Look for the coattails
So, what has to change for the first-responder community to enjoy the innovation and lower price points seen so often in the consumer world? In short, this community will need to ride on the coattails of the much larger and faster-moving consumer market. While many of their durability and security requirements cannot be compromised, some of the very unique requirements may need to be examined and relaxed where possible.
We have already seen some of this during the last 20 years, and it is likely that we will begin to see much more of it. As recently as a dozen years ago, public-safety agencies often operated their own private data networks and shunned the public carriers. There were many good reasons to have a private network—chief among them were security, dedicated channels without consumer interference, and hardened sites that were built to withstand disasters. But this segregation created a very small market with very unique requirements, so the technology created for this market was quickly surpassed by that being developed by the commercial carriers, which offered ultra-fast data rates.
It wasn’t long before many public-safety agencies concluded that they needed the data rates that the commercial carriers provided and they were willing to tolerate some of the less-than-desirable survivability issues inherent with a commercial system. Eventually, however, the commercial carriers adopted security provisions and became very reliable due to their own commercially driven redundancies. As a result, it is difficult today to find a public-safety agency using its own private data network–the technological advantages offered by the consumer market were too great to pass up.
While it is unlikely that public safety would forego all of its unique, mission-critical requirements, it is likely that the sector will take a hard look at what is mandatory and what can be relaxed, in order to be a more active partner in the mass-market, consumer-driven communications revolution that will certainly continue.

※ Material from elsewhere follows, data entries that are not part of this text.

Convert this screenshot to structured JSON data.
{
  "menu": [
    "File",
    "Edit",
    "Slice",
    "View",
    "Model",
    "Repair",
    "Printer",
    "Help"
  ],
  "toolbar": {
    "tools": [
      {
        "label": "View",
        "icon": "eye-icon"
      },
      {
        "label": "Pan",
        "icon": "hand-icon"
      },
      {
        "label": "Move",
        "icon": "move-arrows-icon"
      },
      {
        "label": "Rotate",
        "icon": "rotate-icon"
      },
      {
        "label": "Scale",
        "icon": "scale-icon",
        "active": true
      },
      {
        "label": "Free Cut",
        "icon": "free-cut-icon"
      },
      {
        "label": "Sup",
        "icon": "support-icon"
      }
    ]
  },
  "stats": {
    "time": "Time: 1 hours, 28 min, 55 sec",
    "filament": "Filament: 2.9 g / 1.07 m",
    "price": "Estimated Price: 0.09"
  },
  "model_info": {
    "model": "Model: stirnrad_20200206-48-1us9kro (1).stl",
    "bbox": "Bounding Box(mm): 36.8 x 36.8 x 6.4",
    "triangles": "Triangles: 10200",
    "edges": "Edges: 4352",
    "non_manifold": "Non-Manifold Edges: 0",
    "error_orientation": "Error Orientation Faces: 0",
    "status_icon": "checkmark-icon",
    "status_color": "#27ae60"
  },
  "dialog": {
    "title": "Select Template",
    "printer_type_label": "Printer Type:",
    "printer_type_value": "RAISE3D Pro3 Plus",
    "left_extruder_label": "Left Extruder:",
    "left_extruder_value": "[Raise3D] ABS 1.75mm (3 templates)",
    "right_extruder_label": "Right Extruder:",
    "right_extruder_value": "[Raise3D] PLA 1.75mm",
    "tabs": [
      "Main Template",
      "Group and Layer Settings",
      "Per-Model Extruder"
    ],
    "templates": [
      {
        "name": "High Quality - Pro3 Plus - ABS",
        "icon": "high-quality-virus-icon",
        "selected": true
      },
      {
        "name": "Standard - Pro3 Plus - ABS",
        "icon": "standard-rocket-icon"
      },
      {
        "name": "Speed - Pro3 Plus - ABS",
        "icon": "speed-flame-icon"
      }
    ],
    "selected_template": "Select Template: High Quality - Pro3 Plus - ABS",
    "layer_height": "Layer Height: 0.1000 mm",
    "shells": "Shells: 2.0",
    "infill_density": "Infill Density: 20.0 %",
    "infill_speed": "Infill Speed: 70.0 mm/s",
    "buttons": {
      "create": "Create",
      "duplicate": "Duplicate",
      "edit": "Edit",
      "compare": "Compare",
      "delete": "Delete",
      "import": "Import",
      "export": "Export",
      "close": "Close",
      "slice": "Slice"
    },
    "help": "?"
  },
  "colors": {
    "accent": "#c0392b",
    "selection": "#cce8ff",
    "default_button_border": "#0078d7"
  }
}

Making the changes needed to ensure that they ride the wave of global technological growth will drive not only significant price reductions, but also rapid technological infusion into an industry that needs it greatly.
Not only will the requirements for public-safety equipment need to morph, but the habits of the first-responder professional likely will change as well. If you sit in a dispatch center today you hear lots of voice traffic—usually in abbreviated phrases and very short sentences. While that is likely to continue for many years into the future, the advent of FirstNet and dedicated broadband channels for public safety will create access to data rates – on channels dedicated to the public safety community – that were previously unknown, which will change dramatically how 911 personnel conduct their business.
What will it look like when text and data capabilities that meet many, or most, public-safety communications needs become commonplace? Right now, we don’t know the answer to that question, and it is likely that the key applications that will enable this transformation haven’t even been invented yet. However, as more public safety-focused applications become secure and redundant to the point of becoming mission-critical, we can expect to see changes in how the public-safety user goes about his daily routine.
Not only will new access to broadband channels affect public-safety users and the requirements for new products, but it also will impact the companies that provide products, applications and services in a major way. A recent poll by IWCE’s Urgent Communications revealed that nearly all believe that mission-critical voice will begin migrating to a voice-over-LTE solution sometime in the next 5 to 10 years. While few claim to know the exact timing and the rate of the migration, nearly all seem to believe that the narrowband voice market will begin to shrink and, while not likely to disappear completely, will become a shadow of what it is today.